# Automatic Goal Generation for Reinforcement Learning Agents

Florensa et al., 2018

Source: Florensa et al., 2018

## Summary

• Curriculum learning applied to RL context
• Generates target goals during training using GAN to ensure goals are of ‘intermediate’ difficulty
• Experiments with Ant on plane and in maze
• Links: [ website ] [ pdf ]

## Background

• Most of the recent successes in RL are in settings where the agent is trained to optimize a single reward function for a single task.
• Want to create agents that can perform a variety of tasks
• Maximize average success rate over all possible goals
• Graves et al., 2017 focuses on supervised setting, can’t apply learning progres signals to RL setting with sparse rewards

## Methods

• Define goal-parametrized reward function that indicates whether the agent reaches the goal within T steps
• For a given policy, expected return for the goal is the probability of success
• Captures the property that it may be difficult to tell if agent is getting closer to goal, but easy to tell if it’s achieved
• Overall objective is to find a policy that maximizes the average probability of success over goals sampled from a (test) goal distribution
• First, label set of goals as intermediate difficulty if expected reward for the goal with the current policy is between some min and max value (e.g. 0.1-0.9)
• Second, generate new goals of intermediate difficulty using a GAN
• Modified to also be trained on “negative examples”
• Update policy based on these goals, and repeat

## Results

• Test on ant on plane and in maze, where goals are $(x,y)$ position
• Increased efficiency compared to uniform sampling, with and without l2 distance reward.

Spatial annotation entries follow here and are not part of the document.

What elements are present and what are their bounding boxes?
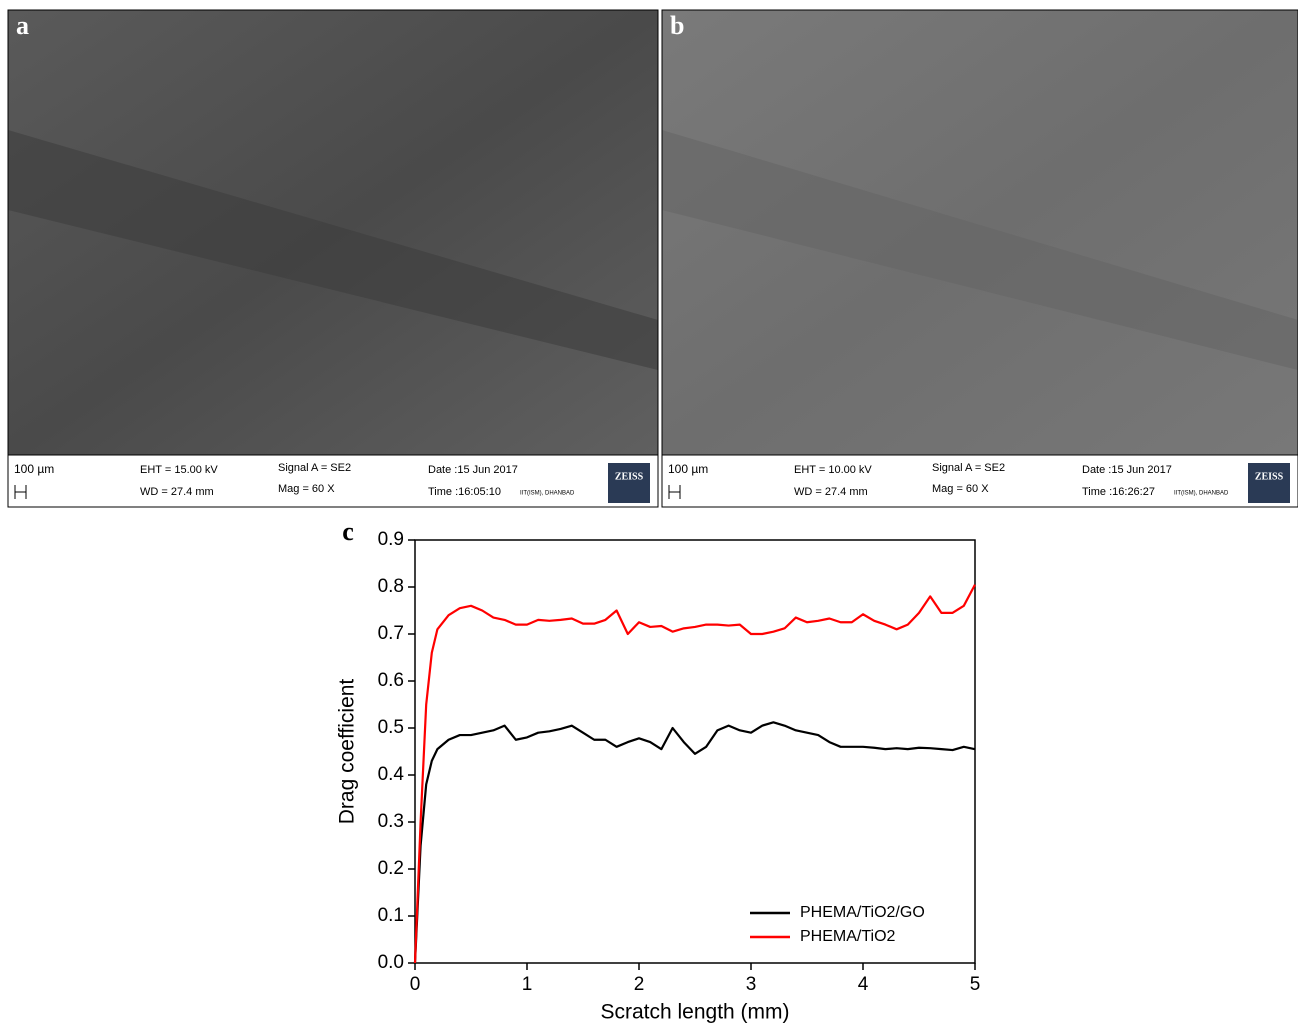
y-tick-label: 0.4 [378, 764, 405, 785]
info-bar [7, 454, 659, 508]
wd: WD = 27.4 mm [794, 486, 868, 498]
date: Date :15 Jun 2017 [428, 464, 518, 476]
x-tick-label: 2 [634, 974, 645, 995]
x-tick-label: 3 [746, 974, 757, 995]
y-tick-label: 0.5 [378, 717, 404, 738]
panel-border [7, 9, 659, 508]
eht: EHT = 10.00 kV [794, 464, 872, 476]
mag: Mag = 60 X [278, 483, 335, 495]
y-tick-label: 0.3 [378, 811, 404, 832]
scratch-track [8, 130, 658, 370]
y-tick-label: 0.9 [378, 529, 404, 550]
panel-label: a [16, 11, 29, 40]
x-tick-label: 0 [410, 974, 421, 995]
x-tick-label: 1 [522, 974, 533, 995]
signal: Signal A = SE2 [932, 462, 1005, 474]
x-tick-label: 5 [970, 974, 981, 995]
legend-label: PHEMA/TiO2 [800, 928, 896, 945]
panel-label: b [670, 11, 684, 40]
panel-border [661, 9, 1298, 508]
panel-label: c [342, 517, 354, 546]
logo: ZEISS [1255, 471, 1284, 482]
org: IIT(ISM), DHANBAD [520, 491, 575, 497]
y-tick-label: 0.8 [378, 576, 404, 597]
y-axis-label: Drag coefficient [336, 679, 359, 825]
x-axis-label: Scratch length (mm) [600, 1001, 789, 1024]
info-bar [661, 454, 1298, 508]
y-tick-label: 0.6 [378, 670, 404, 691]
scale-label: 100 µm [668, 462, 708, 476]
scale-bar [14, 485, 27, 499]
scale-label: 100 µm [14, 462, 54, 476]
mag: Mag = 60 X [932, 483, 989, 495]
signal: Signal A = SE2 [278, 462, 351, 474]
time: Time :16:26:27 [1082, 486, 1155, 498]
series-line [413, 584, 976, 964]
scratch-track [662, 130, 1298, 370]
y-tick-label: 0.0 [378, 952, 404, 973]
logo-box [608, 463, 650, 503]
eht: EHT = 15.00 kV [140, 464, 218, 476]
legend-label: PHEMA/TiO2/GO [800, 904, 925, 921]
date: Date :15 Jun 2017 [1082, 464, 1172, 476]
series-line [413, 721, 976, 964]
logo-box [1248, 463, 1290, 503]
time: Time :16:05:10 [428, 486, 501, 498]
plot-frame [414, 539, 976, 964]
org: IIT(ISM), DHANBAD [1174, 491, 1229, 497]
x-tick-label: 4 [858, 974, 869, 995]
scale-bar [668, 485, 681, 499]
wd: WD = 27.4 mm [140, 486, 214, 498]
y-tick-label: 0.2 [378, 858, 404, 879]
y-tick-label: 0.7 [378, 623, 404, 644]
logo: ZEISS [615, 471, 644, 482]
y-tick-label: 0.1 [378, 905, 404, 926]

Slightly better than asymetirc self-play and SAGG-RIAC in maze
• About 20% of generated goals are intermediate difficulty, even as policy improves
• Growing ring of goals in Free Ant
• Clear benefit of generating appropriate goals when feasible states are a lower-dimensional subset of the full state space

## Conclusion

• Training the GAN on all previous goals actually doesn’t do that bad, for 2D
• No novelty based baselines, but using coverage as metric